The number of collected CD34+ cells/ kg did not differ between the different doses of cytarabine. It should, however, be kept in mind that the decision to stop collection could have been made based on the yield of stem cells. It can be assumed that, most probably, once a sufficient dose of CD34+ cells to facilitate an auto-HCT had been collected, the remobilization was stopped so as to minimize the costs and risks associated with the procedure itself. Therefore, a simple comparison of CD34+ cell yield is probably not the ideal method to establish the optimum cytarabine dose.
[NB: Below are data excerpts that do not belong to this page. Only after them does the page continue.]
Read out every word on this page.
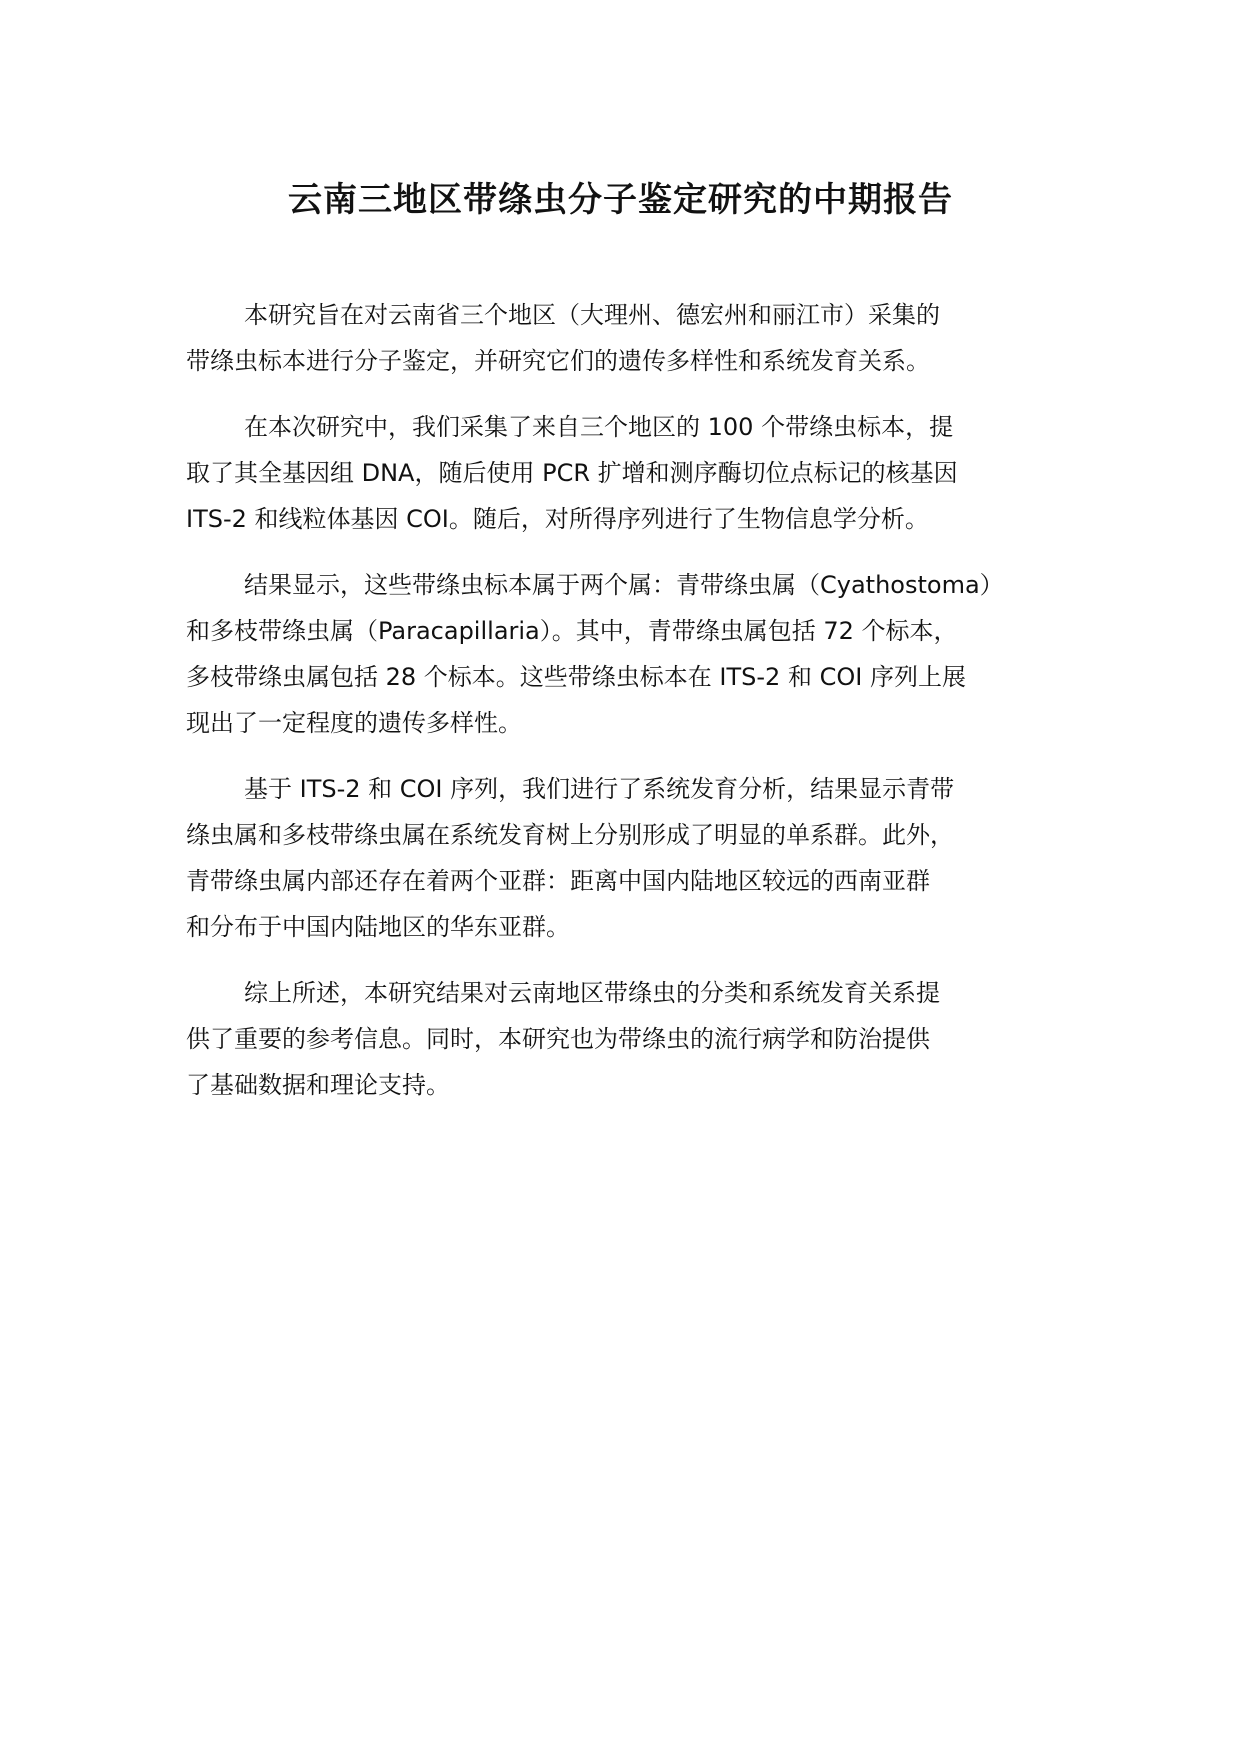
云南三地区带绦虫分子鉴定研究的中期报告

本研究旨在对云南省三个地区（大理州、德宏州和丽江市）采集的
带绦虫标本进行分子鉴定，并研究它们的遗传多样性和系统发育关系。

在本次研究中，我们采集了来自三个地区的 100 个带绦虫标本，提
取了其全基因组 DNA，随后使用 PCR 扩增和测序酶切位点标记的核基因
ITS-2 和线粒体基因 COI。随后，对所得序列进行了生物信息学分析。

结果显示，这些带绦虫标本属于两个属：青带绦虫属（Cyathostoma）
和多枝带绦虫属（Paracapillaria）。其中，青带绦虫属包括 72 个标本，
多枝带绦虫属包括 28 个标本。这些带绦虫标本在 ITS-2 和 COI 序列上展
现出了一定程度的遗传多样性。

基于 ITS-2 和 COI 序列，我们进行了系统发育分析，结果显示青带
绦虫属和多枝带绦虫属在系统发育树上分别形成了明显的单系群。此外，
青带绦虫属内部还存在着两个亚群：距离中国内陆地区较远的西南亚群
和分布于中国内陆地区的华东亚群。

综上所述，本研究结果对云南地区带绦虫的分类和系统发育关系提
供了重要的参考信息。同时，本研究也为带绦虫的流行病学和防治提供
了基础数据和理论支持。
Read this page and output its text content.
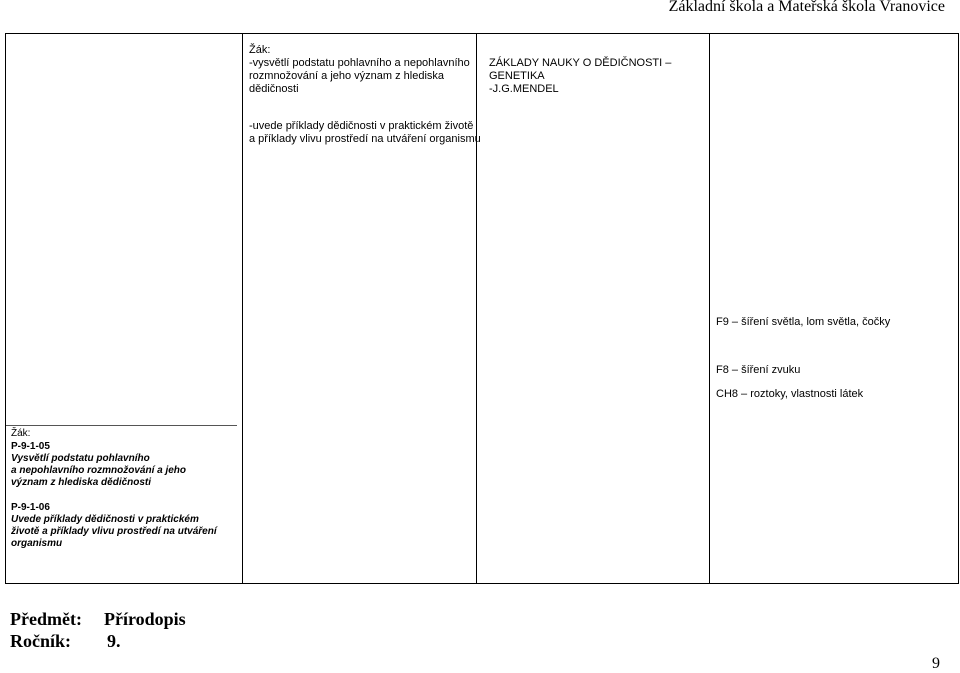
Základní škola a Mateřská škola Vranovice
Žák:
-vysvětlí podstatu pohlavního a nepohlavního
rozmnožování a jeho význam z hlediska
dědičnosti
-uvede příklady dědičnosti v praktickém životě
a příklady vlivu prostředí na utváření organismu
ZÁKLADY NAUKY O DĚDIČNOSTI –
GENETIKA
-J.G.MENDEL
F9 – šíření světla, lom světla, čočky
F8 – šíření zvuku
CH8 – roztoky, vlastnosti látek
Žák:
P-9-1-05
Vysvětlí podstatu pohlavního
a nepohlavního rozmnožování a jeho
význam z hlediska dědičnosti
P-9-1-06
Uvede příklady dědičnosti v praktickém
životě a příklady vlivu prostředí na utváření
organismu
Předmět: Přírodopis
Ročník: 9.
9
There are some important limitations to our study. First, it is a retrospective study, and the number of patients is limited. Secondly, the changing first-line treatment regimens, the availability of maintenance, and the availability of novel drugs to treat relapse were not considered in this analysis. Third, we did not perform genetic/ mutational studies to check for clonal hematopoiesis. Nevertheless, we provide robust data to demonstrate that remobilization with cytarabine is very effective.

5. Conclusions

To conclude, remobilization with cytarabine is effective, regardless of the dose. Higher doses of cytarabine are, however, associated with greater toxicity and both hematological and infectious complications. Therefore, it is reasonable to conclude that either a dose of 1600 m/m² or 800 mg/m² total is preferable, with plerixafor rescue when needed.